É comum além das comidas e bebidas, a utilização de fotografias, velas, muitas flores de “tzempaxuchitl” ou flor de morto como é chamada, água, círios, etc., além de outros pratos característicos da culinária fúnebre. Exemplo são as “calaveritas de azúcar”, “pan de muerto”, “ataúdes de chocolate”; doces e pães de açúcar ou chocolate, sempre em forma de caveira, crânios, osso ou caixões, muito comercializados na época.

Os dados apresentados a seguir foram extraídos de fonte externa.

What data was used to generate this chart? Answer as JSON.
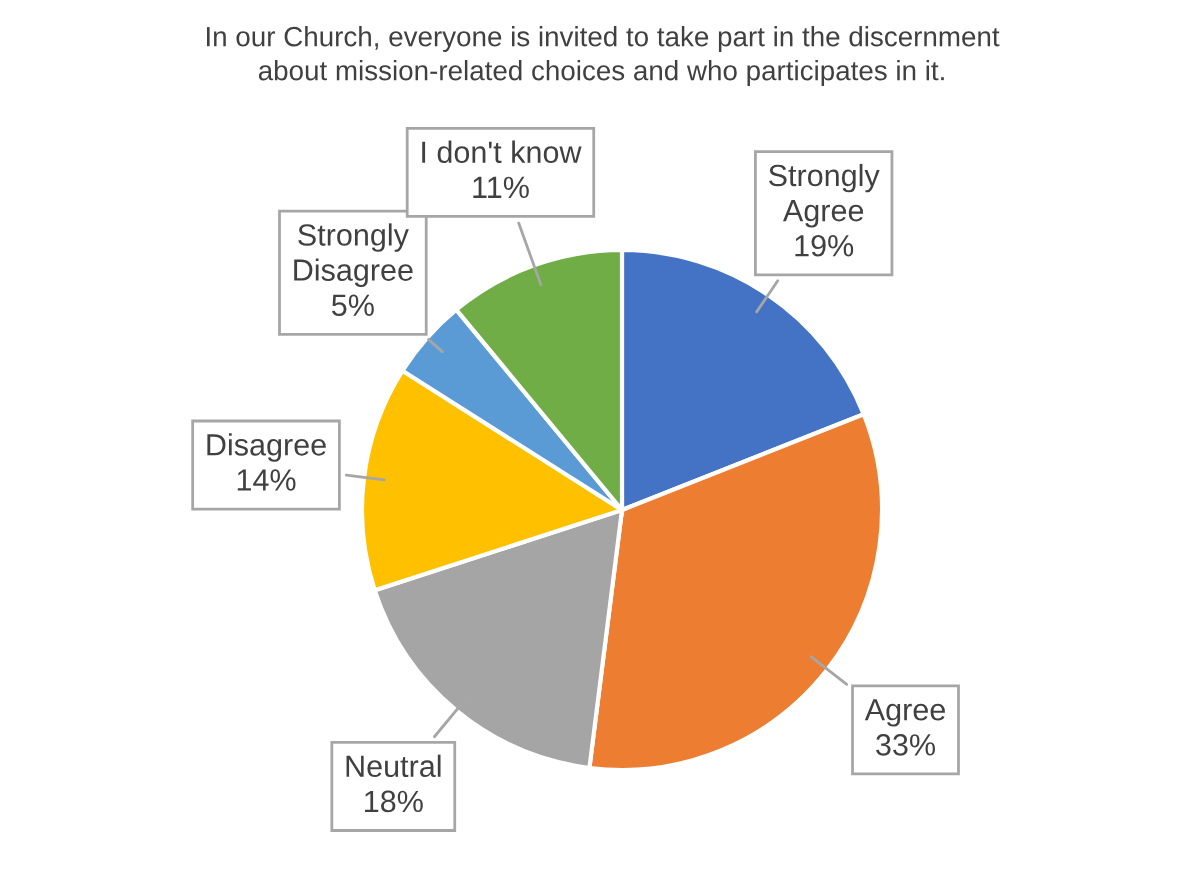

Algunos objetos decorativos como: las flores de "Tzempaxuchitl", calaveritas de azúcar y el Pan de Muerto; son parte de la tradición antigua.También el copal y el incienso de olor penetrante que invaden el aire le dan un olor más místico, más pagano o misterioso haciéndonos creer que realmente los muertos pueden venir. Ya en la noche, las velas, los cirios o las veladoras son encendidas en espera del ser querido que vendrá a visitarnos. (http://www.acabtu.com.mx/diademuertos/altar.html)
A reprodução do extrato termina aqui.